Under the moon's spell

By Mary Riekert
October 27. 2010

While to many, LUNA St Kilda will bring to mind Melbourne's iconic playground on the bay, Luna Park, this $40 million development is actually named after the moon.

Architects Elenberg Fraser have created what they term a living facade. The building has a gold mesh facade that is partly operable, like a shutter, enabling residents to control their balcony space. This, the architects say, allows the building to change constantly, taking on the cylce of the moon - quiet during the day, becoming more present in the afternoon and coming to life at night.

With this facade they have reflected the brief of the developers, the Buxton Group, to reflect the living habits of St Kilda residents and the bayside suburbs unique lifestyle.

With five floors of housing - 76 one and two-bedroom apartments - and a ground-floor retail complex, Luna is situated in the heart of St Kilda and offers easy access to everything this vibrant suburb has to offer. A stone's throw from the National Theatre and Acland Street's shops and cafes, LUNA St Kilda is a short walk to the Carlisle Street tram, which takes you directly to the beach, St Kilda Sea Baths and Fitzroy Street, home to some of Melbourne's trendiest bars and restaurants.

For the fitness inclined, the bayside cycling/walking trail is two blocks away and extends all the way to the Westgate bridge, via Albert Park and Port Melbourne, and down the bay to Brighton and then a further 27 kilometers to Carrum.

For those who are interested in more leisurely purusits, the weekly Sunday craft markets along The Esplanade offer a wealth of stalls featuring the work of more that 150 of Victoria's best artists and craftspeople.

St Kilda is just six kilometers from Melbourne's CBD, making it ideal for city workers who want to enjoy the beach combined with an exciting city lifestyle.

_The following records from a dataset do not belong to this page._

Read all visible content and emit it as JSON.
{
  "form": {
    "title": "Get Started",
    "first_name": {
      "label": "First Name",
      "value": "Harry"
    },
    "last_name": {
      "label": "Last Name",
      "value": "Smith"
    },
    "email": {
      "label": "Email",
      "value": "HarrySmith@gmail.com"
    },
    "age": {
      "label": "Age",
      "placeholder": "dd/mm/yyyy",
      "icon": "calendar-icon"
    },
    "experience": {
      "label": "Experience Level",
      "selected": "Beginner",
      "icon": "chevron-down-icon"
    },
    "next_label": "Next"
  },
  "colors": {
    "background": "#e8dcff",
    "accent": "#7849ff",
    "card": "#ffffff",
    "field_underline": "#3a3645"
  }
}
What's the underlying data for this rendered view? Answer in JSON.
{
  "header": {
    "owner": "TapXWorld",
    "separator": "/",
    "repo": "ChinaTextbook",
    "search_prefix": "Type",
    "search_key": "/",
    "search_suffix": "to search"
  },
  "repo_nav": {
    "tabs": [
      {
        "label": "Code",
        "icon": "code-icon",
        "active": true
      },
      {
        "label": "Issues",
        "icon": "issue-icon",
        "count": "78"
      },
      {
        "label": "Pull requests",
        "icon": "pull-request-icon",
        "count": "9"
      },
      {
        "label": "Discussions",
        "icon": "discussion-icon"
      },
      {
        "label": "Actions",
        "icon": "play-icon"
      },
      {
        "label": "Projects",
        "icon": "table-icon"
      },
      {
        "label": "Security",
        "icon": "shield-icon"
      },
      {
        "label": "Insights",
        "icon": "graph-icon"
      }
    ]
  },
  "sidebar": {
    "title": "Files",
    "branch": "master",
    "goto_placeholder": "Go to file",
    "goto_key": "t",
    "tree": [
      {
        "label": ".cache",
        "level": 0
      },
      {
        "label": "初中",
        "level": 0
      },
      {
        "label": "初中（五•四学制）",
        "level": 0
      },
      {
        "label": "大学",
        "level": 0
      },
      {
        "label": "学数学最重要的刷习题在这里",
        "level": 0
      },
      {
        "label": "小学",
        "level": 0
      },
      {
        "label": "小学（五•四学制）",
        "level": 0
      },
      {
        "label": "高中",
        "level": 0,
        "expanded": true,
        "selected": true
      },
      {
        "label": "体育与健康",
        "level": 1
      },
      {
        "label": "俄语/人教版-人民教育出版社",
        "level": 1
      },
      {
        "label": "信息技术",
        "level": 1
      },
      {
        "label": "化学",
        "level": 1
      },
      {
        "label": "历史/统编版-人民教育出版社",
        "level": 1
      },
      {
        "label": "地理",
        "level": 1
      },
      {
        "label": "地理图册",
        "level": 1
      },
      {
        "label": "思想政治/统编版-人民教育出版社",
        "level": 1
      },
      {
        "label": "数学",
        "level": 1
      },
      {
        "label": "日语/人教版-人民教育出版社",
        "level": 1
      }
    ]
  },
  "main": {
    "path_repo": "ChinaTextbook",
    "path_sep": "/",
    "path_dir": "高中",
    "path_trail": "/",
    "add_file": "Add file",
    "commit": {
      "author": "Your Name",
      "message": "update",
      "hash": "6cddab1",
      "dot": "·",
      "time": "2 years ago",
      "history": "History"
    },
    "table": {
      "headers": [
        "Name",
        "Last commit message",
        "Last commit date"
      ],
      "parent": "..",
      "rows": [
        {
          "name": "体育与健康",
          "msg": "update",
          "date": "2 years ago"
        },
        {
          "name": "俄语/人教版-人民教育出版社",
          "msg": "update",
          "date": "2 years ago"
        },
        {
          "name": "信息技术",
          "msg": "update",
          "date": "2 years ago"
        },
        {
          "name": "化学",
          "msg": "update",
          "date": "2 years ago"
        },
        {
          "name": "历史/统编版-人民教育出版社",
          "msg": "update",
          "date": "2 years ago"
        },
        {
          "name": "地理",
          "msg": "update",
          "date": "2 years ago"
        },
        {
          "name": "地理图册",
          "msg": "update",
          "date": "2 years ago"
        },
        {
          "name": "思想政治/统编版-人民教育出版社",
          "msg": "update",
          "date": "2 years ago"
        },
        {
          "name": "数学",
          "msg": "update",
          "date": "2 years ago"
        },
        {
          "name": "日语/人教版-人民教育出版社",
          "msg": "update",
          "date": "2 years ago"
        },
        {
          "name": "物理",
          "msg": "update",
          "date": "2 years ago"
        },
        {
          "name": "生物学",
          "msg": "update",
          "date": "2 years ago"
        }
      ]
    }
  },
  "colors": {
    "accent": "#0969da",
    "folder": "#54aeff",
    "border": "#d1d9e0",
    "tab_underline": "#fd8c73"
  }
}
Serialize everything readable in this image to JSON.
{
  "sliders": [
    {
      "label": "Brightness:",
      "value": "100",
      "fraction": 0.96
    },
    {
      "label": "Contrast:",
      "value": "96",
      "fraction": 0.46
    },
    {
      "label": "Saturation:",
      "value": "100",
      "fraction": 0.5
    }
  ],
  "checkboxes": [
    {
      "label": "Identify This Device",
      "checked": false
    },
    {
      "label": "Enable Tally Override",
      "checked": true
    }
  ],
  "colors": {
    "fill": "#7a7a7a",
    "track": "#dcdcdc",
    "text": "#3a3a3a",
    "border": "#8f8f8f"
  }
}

Architects Elenberg Fraser have designed an iconic building with a "living facade". Shutters of gold mesh will allow residents to open or close their balcony spaces according to the weather and their needs. The shutters allow residents to bring the balcony space back into their living area when the weather is bad - a clever ploy when the winter gales blow in from the bay.

These shutters will also allow residents to control their environment for privacy and interaction with the street below. The architects anticipate that the facade lighting, controlled by the residents' shifting interaction with the building, will create a glittering light effect at night.